December 26, 2015

The Christmas Truce

The Christmas Truce was a series of unofficial ceasefires along the Western Front around Christmas 1914; roughly 100,000 British and German troops were involved in the unofficial cessations.

In the week leading up to the Christmas holiday, German and British soldiers crossed trenches to talk, exchanging seasonal greetings. In areas, men from both sides ventured into no man’s land on Christmas Eve and Christmas Day to mingle and exchange food and souvenirs. This truce did not happen everywhere, as fighting continued in some sectors, while in others the sides settled on little more than arrangements to recover bodies.

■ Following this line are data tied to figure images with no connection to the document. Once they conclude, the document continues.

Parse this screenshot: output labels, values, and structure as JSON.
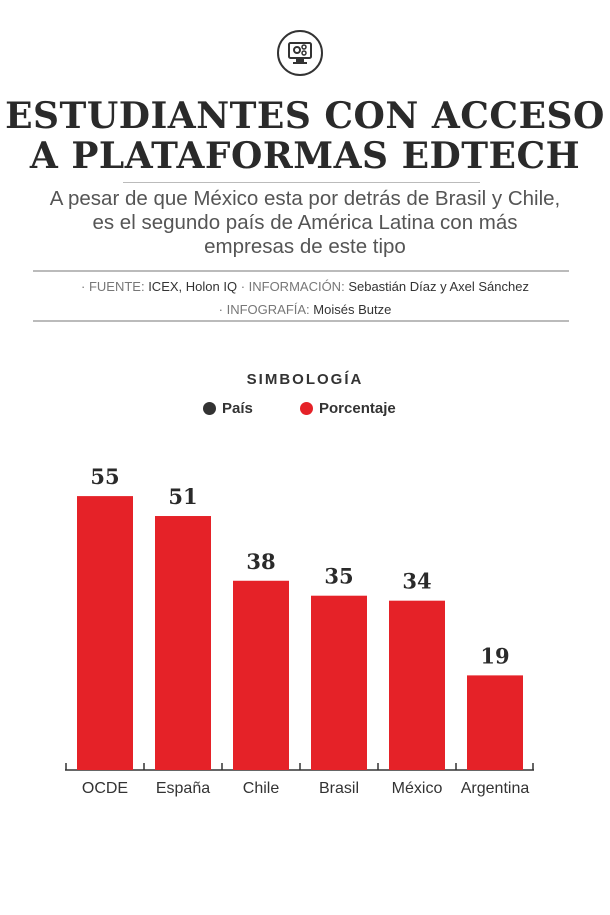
{
  "header": {
    "icon": "monitor-gears-icon",
    "title_line1": "ESTUDIANTES CON ACCESO",
    "title_line2": "A PLATAFORMAS EDTECH",
    "subtitle_line1": "A pesar de que México esta por detrás de Brasil y Chile,",
    "subtitle_line2": "es el segundo país de América Latina con más",
    "subtitle_line3": "empresas de este tipo"
  },
  "credits": {
    "source_label": "· FUENTE:",
    "source": "ICEX, Holon IQ",
    "info_label": "· INFORMACIÓN:",
    "info": "Sebastián Díaz y Axel Sánchez",
    "graphic_label": "· INFOGRAFÍA:",
    "graphic": "Moisés Butze"
  },
  "legend": {
    "title": "SIMBOLOGÍA",
    "items": [
      {
        "label": "País",
        "color": "#333333"
      },
      {
        "label": "Porcentaje",
        "color": "#e52228"
      }
    ]
  },
  "chart_data": {
    "type": "bar",
    "title": "ESTUDIANTES CON ACCESO A PLATAFORMAS EDTECH",
    "categories": [
      "OCDE",
      "España",
      "Chile",
      "Brasil",
      "México",
      "Argentina"
    ],
    "values": [
      55,
      51,
      38,
      35,
      34,
      19
    ],
    "value_labels": [
      "55",
      "51",
      "38",
      "35",
      "34",
      "19"
    ],
    "xlabel": "",
    "ylabel": "Porcentaje",
    "ylim": [
      0,
      60
    ],
    "grid": false,
    "bar_color": "#e52228"
  }
}
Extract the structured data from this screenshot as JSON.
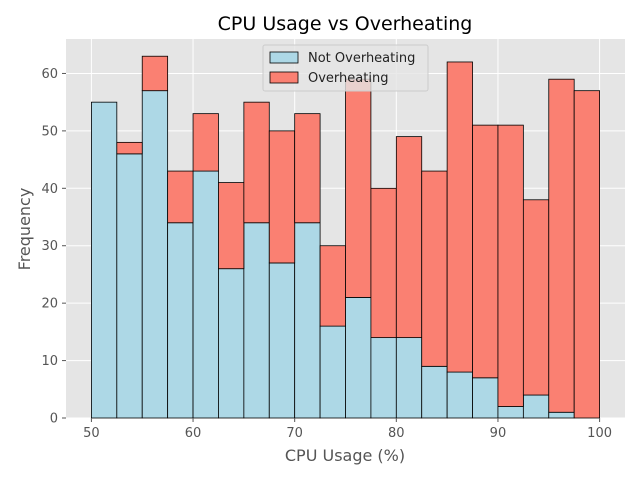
{
  "chart_data": {
    "type": "bar",
    "stacked": true,
    "title": "CPU Usage vs Overheating",
    "xlabel": "CPU Usage (%)",
    "ylabel": "Frequency",
    "xlim": [
      47.5,
      102.5
    ],
    "ylim": [
      0,
      66
    ],
    "xticks": [
      50,
      60,
      70,
      80,
      90,
      100
    ],
    "yticks": [
      0,
      10,
      20,
      30,
      40,
      50,
      60
    ],
    "bin_edges": [
      50,
      52.5,
      55,
      57.5,
      60,
      62.5,
      65,
      67.5,
      70,
      72.5,
      75,
      77.5,
      80,
      82.5,
      85,
      87.5,
      90,
      92.5,
      95,
      97.5,
      100
    ],
    "grid": true,
    "legend_position": "top-center",
    "series": [
      {
        "name": "Not Overheating",
        "color": "#add8e6",
        "values": [
          55,
          46,
          57,
          34,
          43,
          26,
          34,
          27,
          34,
          16,
          21,
          14,
          14,
          9,
          8,
          7,
          2,
          4,
          1,
          0
        ]
      },
      {
        "name": "Overheating",
        "color": "#fa8072",
        "values": [
          0,
          2,
          6,
          9,
          10,
          15,
          21,
          23,
          19,
          14,
          38,
          26,
          35,
          34,
          54,
          44,
          49,
          34,
          58,
          57
        ]
      }
    ]
  }
}
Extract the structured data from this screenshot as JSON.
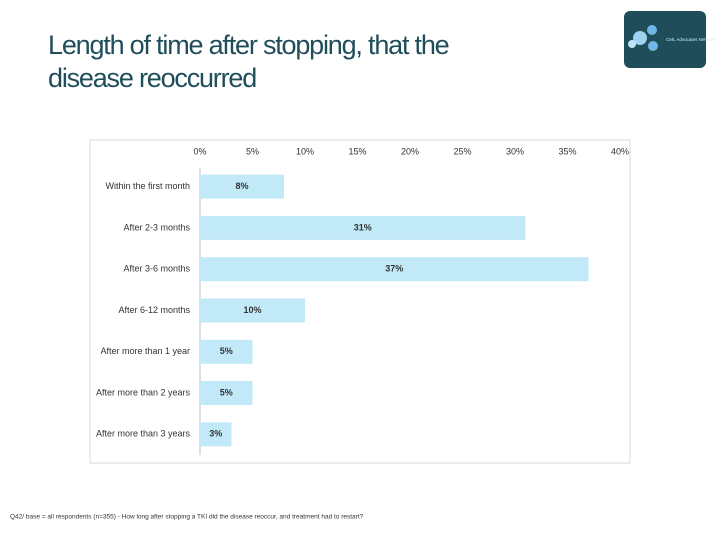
{
  "logo": "CML Advocates Network",
  "footnote": "Q42/ base = all respondents (n=355) - How long after stopping a TKI did the disease reoccur, and treatment had to restart?",
  "chart_data": {
    "type": "bar",
    "orientation": "horizontal",
    "title": [
      "Length of time after stopping, that the",
      "disease reoccurred"
    ],
    "categories": [
      "Within the first month",
      "After 2-3 months",
      "After 3-6 months",
      "After 6-12 months",
      "After more than 1 year",
      "After more than 2 years",
      "After more than 3 years"
    ],
    "values": [
      8,
      31,
      37,
      10,
      5,
      5,
      3
    ],
    "value_labels": [
      "8%",
      "31%",
      "37%",
      "10%",
      "5%",
      "5%",
      "3%"
    ],
    "color": "#c1e9f8",
    "xlim": [
      0,
      40
    ],
    "xticks": [
      {
        "value": 0,
        "label": "0%"
      },
      {
        "value": 5,
        "label": "5%"
      },
      {
        "value": 10,
        "label": "10%"
      },
      {
        "value": 15,
        "label": "15%"
      },
      {
        "value": 20,
        "label": "20%"
      },
      {
        "value": 25,
        "label": "25%"
      },
      {
        "value": 30,
        "label": "30%"
      },
      {
        "value": 35,
        "label": "35%"
      },
      {
        "value": 40,
        "label": "40%"
      }
    ]
  }
}
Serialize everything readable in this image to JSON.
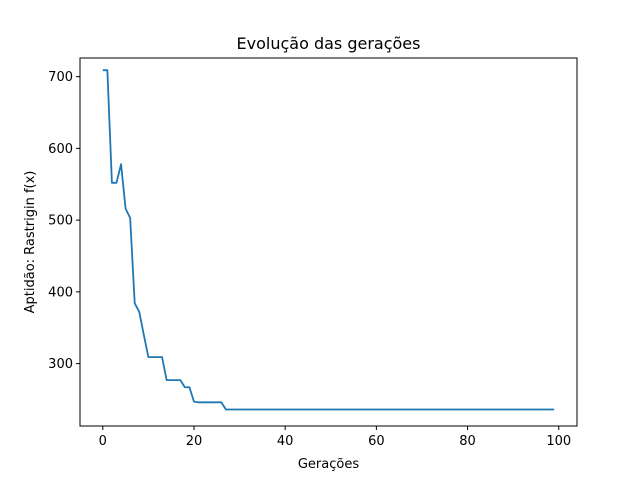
{
  "chart_data": {
    "type": "line",
    "title": "Evolução das gerações",
    "xlabel": "Gerações",
    "ylabel": "Aptidão: Rastrigin f(x)",
    "xlim": [
      -5,
      104
    ],
    "ylim": [
      213,
      726
    ],
    "xticks": [
      0,
      20,
      40,
      60,
      80,
      100
    ],
    "yticks": [
      300,
      400,
      500,
      600,
      700
    ],
    "grid": false,
    "legend": "none",
    "series": [
      {
        "color": "#1f77b4",
        "x": [
          0,
          1,
          2,
          3,
          4,
          5,
          6,
          7,
          8,
          9,
          10,
          11,
          12,
          13,
          14,
          15,
          16,
          17,
          18,
          19,
          20,
          21,
          22,
          23,
          24,
          25,
          26,
          27,
          28,
          29,
          30,
          31,
          32,
          33,
          34,
          35,
          36,
          37,
          38,
          39,
          40,
          41,
          42,
          43,
          44,
          45,
          46,
          47,
          48,
          49,
          50,
          51,
          52,
          53,
          54,
          55,
          56,
          57,
          58,
          59,
          60,
          61,
          62,
          63,
          64,
          65,
          66,
          67,
          68,
          69,
          70,
          71,
          72,
          73,
          74,
          75,
          76,
          77,
          78,
          79,
          80,
          81,
          82,
          83,
          84,
          85,
          86,
          87,
          88,
          89,
          90,
          91,
          92,
          93,
          94,
          95,
          96,
          97,
          98,
          99
        ],
        "y": [
          709,
          709,
          552,
          552,
          578,
          516,
          503,
          384,
          372,
          340,
          309,
          309,
          309,
          309,
          277,
          277,
          277,
          277,
          267,
          267,
          247,
          246,
          246,
          246,
          246,
          246,
          246,
          236,
          236,
          236,
          236,
          236,
          236,
          236,
          236,
          236,
          236,
          236,
          236,
          236,
          236,
          236,
          236,
          236,
          236,
          236,
          236,
          236,
          236,
          236,
          236,
          236,
          236,
          236,
          236,
          236,
          236,
          236,
          236,
          236,
          236,
          236,
          236,
          236,
          236,
          236,
          236,
          236,
          236,
          236,
          236,
          236,
          236,
          236,
          236,
          236,
          236,
          236,
          236,
          236,
          236,
          236,
          236,
          236,
          236,
          236,
          236,
          236,
          236,
          236,
          236,
          236,
          236,
          236,
          236,
          236,
          236,
          236,
          236,
          236
        ]
      }
    ]
  }
}
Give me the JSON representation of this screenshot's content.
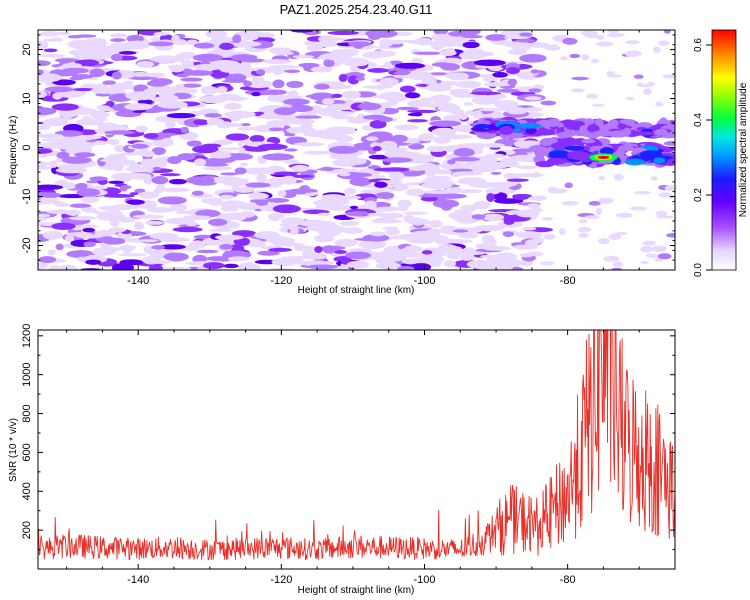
{
  "title": "PAZ1.2025.254.23.40.G11",
  "colorbar": {
    "label": "Normalized spectral amplitude",
    "ticks": [
      "0.0",
      "0.2",
      "0.4",
      "0.6"
    ],
    "tick_values": [
      0.0,
      0.2,
      0.4,
      0.6
    ],
    "range": [
      0,
      0.64
    ]
  },
  "chart_data": [
    {
      "type": "heatmap",
      "title": "PAZ1.2025.254.23.40.G11",
      "xlabel": "Height of straight line (km)",
      "ylabel": "Frequency (Hz)",
      "xlim": [
        -154,
        -65
      ],
      "ylim": [
        -25,
        24
      ],
      "x_ticks": [
        -140,
        -120,
        -100,
        -80
      ],
      "x_tick_labels": [
        "-140",
        "-120",
        "-100",
        "-80"
      ],
      "y_ticks": [
        -20,
        -10,
        0,
        10,
        20
      ],
      "y_tick_labels": [
        "-20",
        "-10",
        "0",
        "10",
        "20"
      ],
      "colorscale": "rainbow (purple→blue→cyan→green→yellow→red)",
      "features": [
        {
          "x_range": [
            -154,
            -85
          ],
          "freq_range": [
            -25,
            24
          ],
          "amplitude": "0.05-0.12 scattered noise"
        },
        {
          "x_range": [
            -93,
            -84
          ],
          "freq_center": 4,
          "amplitude": 0.25
        },
        {
          "x_range": [
            -84,
            -65
          ],
          "freq_center": 4,
          "amplitude": 0.18
        },
        {
          "x_range": [
            -84,
            -65
          ],
          "freq_center": -1,
          "amplitude": 0.22
        },
        {
          "x": -75,
          "freq": -2,
          "amplitude": 0.64
        }
      ]
    },
    {
      "type": "line",
      "xlabel": "Height of straight line (km)",
      "ylabel": "SNR (10 * v/v)",
      "xlim": [
        -154,
        -65
      ],
      "ylim": [
        0,
        1230
      ],
      "x_ticks": [
        -140,
        -120,
        -100,
        -80
      ],
      "x_tick_labels": [
        "-140",
        "-120",
        "-100",
        "-80"
      ],
      "y_ticks": [
        200,
        400,
        600,
        800,
        1000,
        1200
      ],
      "y_tick_labels": [
        "200",
        "400",
        "600",
        "800",
        "1000",
        "1200"
      ],
      "color": "#e8302a",
      "series": [
        {
          "name": "SNR",
          "x": [
            -154,
            -150,
            -145,
            -140,
            -135,
            -130,
            -125,
            -120,
            -115,
            -110,
            -105,
            -100,
            -95,
            -92,
            -90,
            -88,
            -86,
            -84,
            -82,
            -80,
            -78,
            -76,
            -75,
            -74,
            -73,
            -72,
            -70,
            -68,
            -66,
            -65
          ],
          "y": [
            100,
            120,
            110,
            105,
            110,
            100,
            105,
            110,
            100,
            115,
            110,
            105,
            100,
            140,
            200,
            260,
            240,
            220,
            300,
            380,
            600,
            950,
            1150,
            1100,
            800,
            650,
            600,
            550,
            450,
            400
          ]
        }
      ]
    }
  ]
}
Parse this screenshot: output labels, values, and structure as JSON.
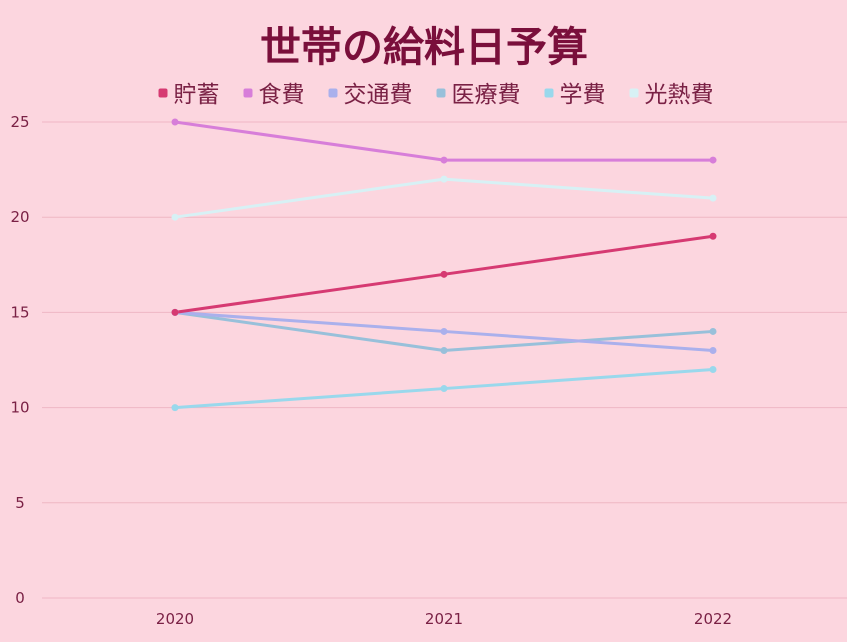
{
  "chart_data": {
    "type": "line",
    "title": "世帯の給料日予算",
    "xlabel": "",
    "ylabel": "",
    "categories": [
      "2020",
      "2021",
      "2022"
    ],
    "ylim": [
      0,
      25
    ],
    "yticks": [
      "0",
      "5",
      "10",
      "15",
      "20",
      "25"
    ],
    "grid": true,
    "legend_position": "top",
    "series": [
      {
        "name": "貯蓄",
        "color": "#d63a72",
        "values": [
          15,
          17,
          19
        ]
      },
      {
        "name": "食費",
        "color": "#d77ed9",
        "values": [
          25,
          23,
          23
        ]
      },
      {
        "name": "交通費",
        "color": "#aab0ec",
        "values": [
          15,
          14,
          13
        ]
      },
      {
        "name": "医療費",
        "color": "#98c0da",
        "values": [
          15,
          13,
          14
        ]
      },
      {
        "name": "学費",
        "color": "#99d8ec",
        "values": [
          10,
          11,
          12
        ]
      },
      {
        "name": "光熱費",
        "color": "#d7f1f5",
        "values": [
          20,
          22,
          21
        ]
      }
    ]
  },
  "colors": {
    "background": "#fcd6df",
    "title": "#7a0f3b",
    "axis_text": "#7a2145",
    "gridline": "#efb7c4"
  }
}
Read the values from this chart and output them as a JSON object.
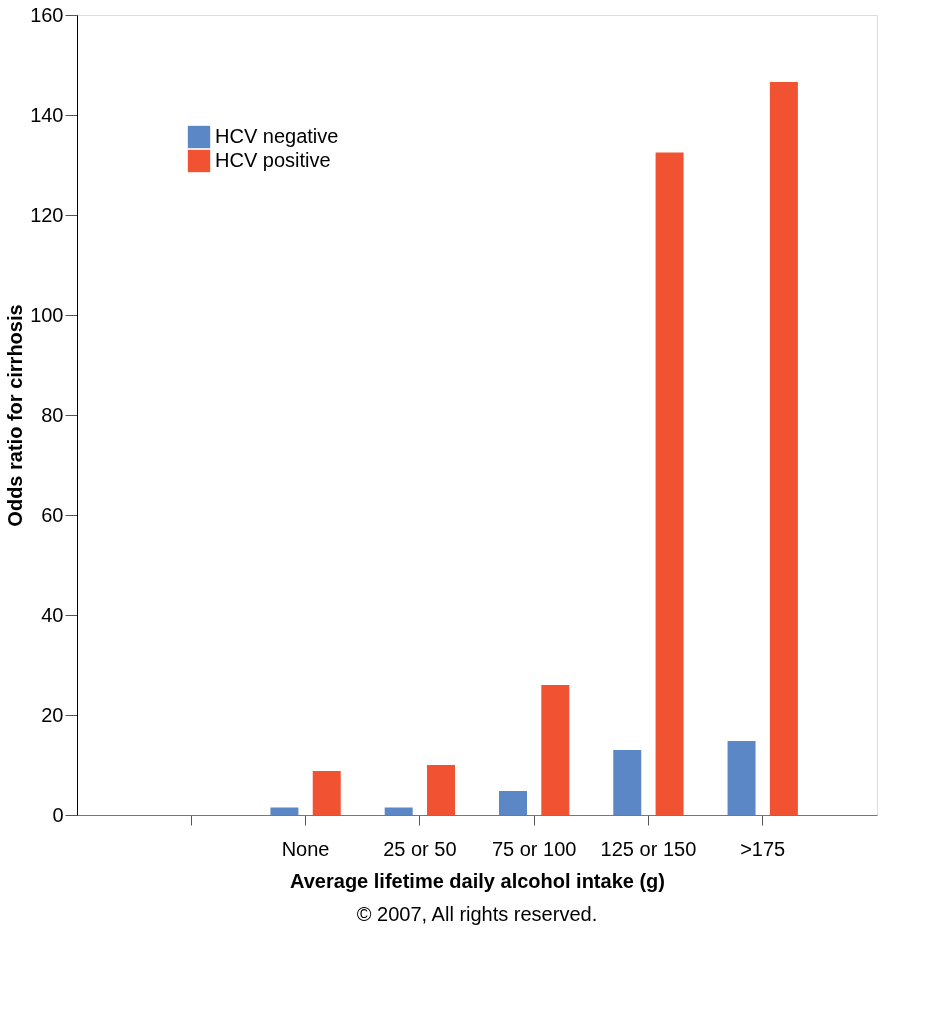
{
  "chart_data": {
    "type": "bar",
    "categories": [
      null,
      "None",
      "25 or 50",
      "75 or 100",
      "125 or 150",
      ">175"
    ],
    "xlabel": "Average lifetime daily alcohol intake (g)",
    "ylabel": "Odds ratio for cirrhosis",
    "series": [
      {
        "name": "HCV negative",
        "color": "#5b87c6",
        "values": [
          null,
          1.5,
          1.5,
          4.8,
          13,
          14.8
        ]
      },
      {
        "name": "HCV positive",
        "color": "#f05232",
        "values": [
          null,
          8.8,
          10,
          26,
          132.5,
          146.6
        ]
      }
    ],
    "ylim": [
      0,
      160
    ],
    "yticks": [
      0,
      20,
      40,
      60,
      80,
      100,
      120,
      140,
      160
    ],
    "grid": false,
    "legend": "top left",
    "annotations": [
      "© 2007, All rights reserved."
    ]
  }
}
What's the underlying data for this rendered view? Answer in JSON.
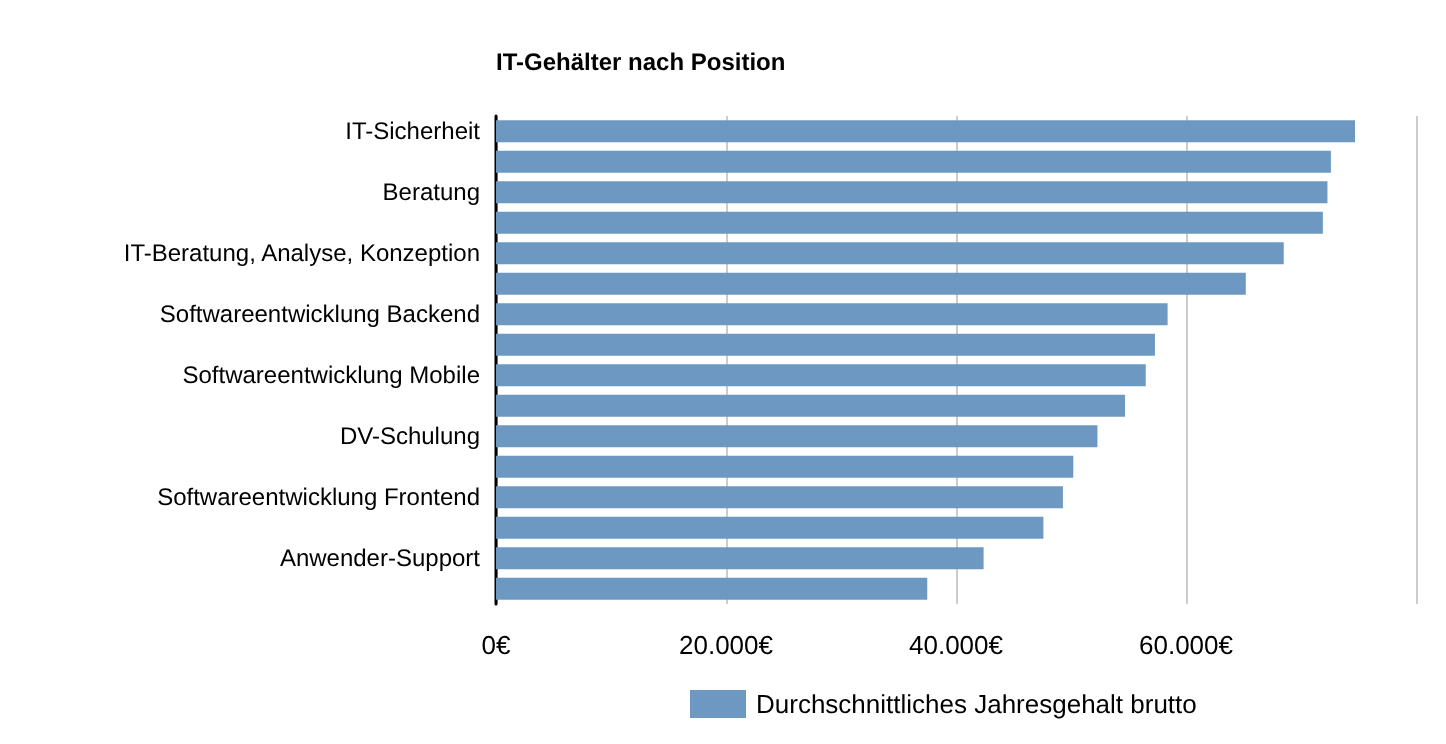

This unofficial ‘truce’ was not reported on right away; in fact, many newspapers did not report on it until one week after.  the Toronto Globe had the following article published:

From The Globe, Toronto, December 31, 1914, pg. 2

From The Globe, Toronto, December 31, 1914, pg. 2

DESPATCHES ARE COMING THROUGH showing that at various points on the lines on Christmas Day the Germans and British soldiers fraternized, visited the trenches of the enemy, and swapped tobacco, Christmas cards, an no doubt plum pudding.  The informal truce was so generally observed that at one point the British and German soldiers swarmed out in front of their trenches, met in the neutral ground between, and had photographs taken by some German offices.  That sort of snapshot is probably unique in war.

British and German troops meeting in No-Mans's Land during the unofficial truce.  From the collection of the Imperial War Museums.

British and German troops meeting in No-Mans’s Land during the unofficial truce. From the collection of the Imperial War Museums.